Maryland coaches fly with wings of destiny

November 22, 1990|By Mike Preston | Mike Preston,Sun Staff Correspondent

COLLEGE PARK -- Outside linebackers coach Kurt Van Valkenburgh had been an assistant with the University of Maryland only eight months when head coach Bobby Ross resigned in November 1986.

"I just said, 'Oh no, here we go again,' " said Van Valkenburgh. "It's tough when you don't have any control, but it's part of the business. Thank goodness Joe [Krivak] succeeded Bobby."

Van Valkenburgh says he is one of the lucky ones. He has changed jobs only seven times as an assistant since he began coachingin 1972. Maryland defensive coordinator Greg Williams has made eight changes.

Williams and Van Valkenburgh, along with the eight other coaches on the Maryland staff, are confident they won't have to make another change by next week.

University of Maryland head coach Joe Krivak and athletic director Andy Geiger have been meeting this week to decide if Krivak (18-25-1 record), who recently finished the fourth and final year of his contract, will be retained.

And if Krivak isn't, most of the Maryland coaching staff will have to break out the real estate signs.

Again.

But this week, it has been business as usual for the coaching staff. After last Saturday's 35-30 upset of Virginia, most of them hit the road and the recruiting trail.

But they can't stop thinking about what has happened in the past, and what may happen in the future.

"Basically, your destiny is controlled by other people," said Van Valkenburgh, who is married and has three children. "And once you get fired or the head coach resigns, it leaves you with that hollow feeling in your mind. It's tough moving from spot to spot, especially once your kids get attached."

Maybe only truck drivers and airplane pilots move across the country more often.

A lot of assistants relocate because they want to work their way up and eventually become head coaches.

And some move because they are fired.

Krivak, while an assistant under Ross, once admitted that he was afraid to build an addition onto his home because Ross kept suggesting he might resign before the last two years of his contract were up.

Krivak remembers the day Ross finally did resign.

"He walked into the office and said, 'Guys, that's it. It's over,' " said Krivak.

It was that simple?

"That was about it. Hey, we all know it's part of the business," saidKrivak.

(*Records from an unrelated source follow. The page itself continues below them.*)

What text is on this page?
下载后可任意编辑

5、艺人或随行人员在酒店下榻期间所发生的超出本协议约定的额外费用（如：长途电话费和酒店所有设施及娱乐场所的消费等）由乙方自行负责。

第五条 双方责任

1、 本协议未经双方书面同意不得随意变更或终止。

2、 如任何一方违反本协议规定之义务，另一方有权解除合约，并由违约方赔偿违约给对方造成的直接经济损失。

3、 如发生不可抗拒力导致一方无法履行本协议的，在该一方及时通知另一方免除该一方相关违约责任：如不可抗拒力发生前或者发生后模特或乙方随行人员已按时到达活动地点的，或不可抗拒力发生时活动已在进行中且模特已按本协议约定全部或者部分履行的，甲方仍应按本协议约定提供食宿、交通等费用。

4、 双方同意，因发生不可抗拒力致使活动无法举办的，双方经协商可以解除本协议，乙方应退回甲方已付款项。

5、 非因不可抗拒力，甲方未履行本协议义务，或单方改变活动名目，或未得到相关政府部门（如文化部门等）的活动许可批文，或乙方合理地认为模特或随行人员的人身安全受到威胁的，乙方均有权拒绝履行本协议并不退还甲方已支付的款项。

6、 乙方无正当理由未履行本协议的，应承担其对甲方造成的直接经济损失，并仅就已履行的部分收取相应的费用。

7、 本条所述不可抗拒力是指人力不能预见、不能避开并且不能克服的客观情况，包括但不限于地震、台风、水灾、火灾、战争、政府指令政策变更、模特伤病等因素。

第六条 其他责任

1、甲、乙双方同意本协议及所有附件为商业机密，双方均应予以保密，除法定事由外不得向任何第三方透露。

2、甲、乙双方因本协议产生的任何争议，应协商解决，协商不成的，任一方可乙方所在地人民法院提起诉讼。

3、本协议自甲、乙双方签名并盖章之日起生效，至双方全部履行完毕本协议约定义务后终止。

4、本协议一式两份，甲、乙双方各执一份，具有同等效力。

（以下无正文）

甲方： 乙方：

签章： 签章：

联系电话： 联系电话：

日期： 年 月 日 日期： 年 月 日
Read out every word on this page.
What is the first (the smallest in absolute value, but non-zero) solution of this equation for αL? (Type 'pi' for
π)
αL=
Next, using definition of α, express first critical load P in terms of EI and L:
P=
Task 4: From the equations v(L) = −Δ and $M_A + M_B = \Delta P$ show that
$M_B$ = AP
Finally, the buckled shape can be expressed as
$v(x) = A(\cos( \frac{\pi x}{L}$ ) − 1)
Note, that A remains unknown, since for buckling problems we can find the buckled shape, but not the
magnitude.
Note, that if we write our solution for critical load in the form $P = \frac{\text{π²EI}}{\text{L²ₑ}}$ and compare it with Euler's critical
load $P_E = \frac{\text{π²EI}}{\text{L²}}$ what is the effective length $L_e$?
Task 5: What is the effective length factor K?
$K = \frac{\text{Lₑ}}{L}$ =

Van Valkenburgh was part of Dick Bestwick's staff (1976-81) that was fired and preceded George Welsh at Virginia.

Here's how he got his pink slip:

"The recruiting coordinator called me at home and said, 'Hey, I got a phone call. Come on in, the party is over,' " he said.

"I remember going home and telling my wife. She said, 'Well, what are we going to do next?' It's tough when you don't know what you're going to do, when you're going to do it and how you're going to get there. You never really put away the real estate sign. You know you're going to use it sooner or later."

Williams points out that being an assistant isn't all bad. His family has seen the country, been to numerous bowl games and received a fine education as a result of his involvement with the football program.

"My wife has been very supportive," said Williams. "Actually, I don't consider this work. I really haven't worked a day in my life."

Van Valkenburgh said: "I enjoy working with the players and developing their abilities. The kids are fun to be around and it's exciting. Then there is the thrill of the game itself."

But Van Valkenburgh said for every high, there are five lows. One of the lows is an assistant's contract. If a head coach is fired with two years left on his contract, the university must buy out the rest of his contract. Assistants usually sign one-year contracts.

Van Valkenburgh says sometimes you can see the end coming, like during his last year at Virginia, when the Cavaliers were 1-10.

"There was just a lot of speculation,"" said Van Valkenburgh. "We pretty much knew how it was going to end."

He says there wasn't nearly as much pressure at Maryland during the 1990 season.

rTC "We all knew this was the final year of the coach's contract," said Van Valkenburgh. "But we all agreed to do the best job that we could and let whatever will happen take place.

"One thing about being a coach, you're only as good as your last game," said Van Valkenburgh, laughing. "Right now, we're great. After the North Carolina game [a 34-10 loss] we were just a big bunch of dummies. But now, after beating Virginia, we became real smart since that North Carolina game."

Maryland assistant coaches

* George Foussekis, assistant head and inside linebackers coach, at Maryland since 1971.

* Greg Williams, defensive coordinator and defensive backs coach, at Maryland since 1982.

* Jerry Eisaman, quarterbacks coach, returned this season; quarterbacks coach, 1972-81.

* Dennis Murphy, defensive line coach, 1982 to present.

* Paul Tortorella, tight ends and special teams coach, 1990.

* Rod Sharpless, wide receivers coach, returned this season; linebackers coach from 1977-81.

* Kurt Van Valkenburgh, outside linebackers coach, 1986 to present.

* Tony Whittlesey, offensive coordinator and running backs coach, became wide receivers coach in 1990.

* John Zernhelt, offensive line coach, 1987 until present.

* Jeff Mann, recruiting coordinator and administrative assistant, 1982 to present.